Ministry of Public Works
- In office 27 October 1965 – 3 April 1967
- Prime Minister: Süleyman Demirel
- Preceded by: Orhan Alp
- Succeeded by: Orhan Alp

Personal details
- Born: 1913 Kütahya, Ottoman Empire
- Died: 1998 (aged 84–85) Ankara, Turkey
- Party: Justice Party (AP)
- Education: Civil engineering
- Alma mater: Istanbul Technical University
- Occupation: Civil servant, politician
- Profession: Civil engineering

= Etem Erdinç =

Turkish politician

İbrahim Etem Erdinç (1913–1998) was a Turkish civil engineer, politician and a former government minister.
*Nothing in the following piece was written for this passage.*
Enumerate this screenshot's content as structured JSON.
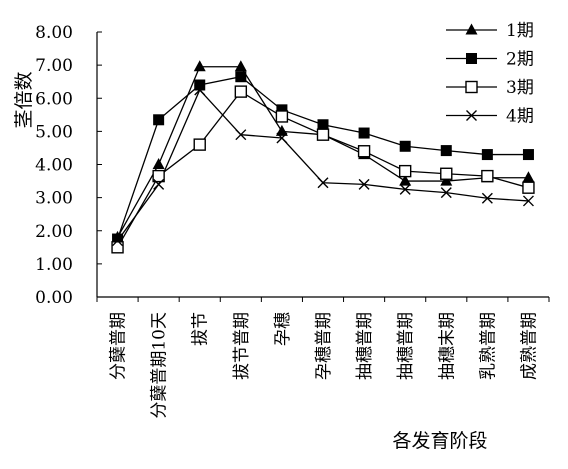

Etem Erdinç was born in Kütahya in 1913. In 1937 he graduated from the Istanbul Engineers' School (later named Istanbul Technical University) . He served for Turkish State Railways (TCDD). He was the regional director of TCDD in Sivas. He joined the Democrat Party (DP) and was elected deputy from Sivas Province in the 10th Parliament of Turkey between 1954 and 1957. He returned to politics after 1964 as a member of Justice Party (AP). In the elections for the 1/3 of the Turkish Senate held on 7 June 1964 he was elected senator from Kütahya Province. He kept this seat up to 14 October 1973. In the 30th government of Turkey he was appointed as the Ministry of Public Works serving between 27 October 1965 and 3 April 1967.

He was married and father of three. He died in 1998.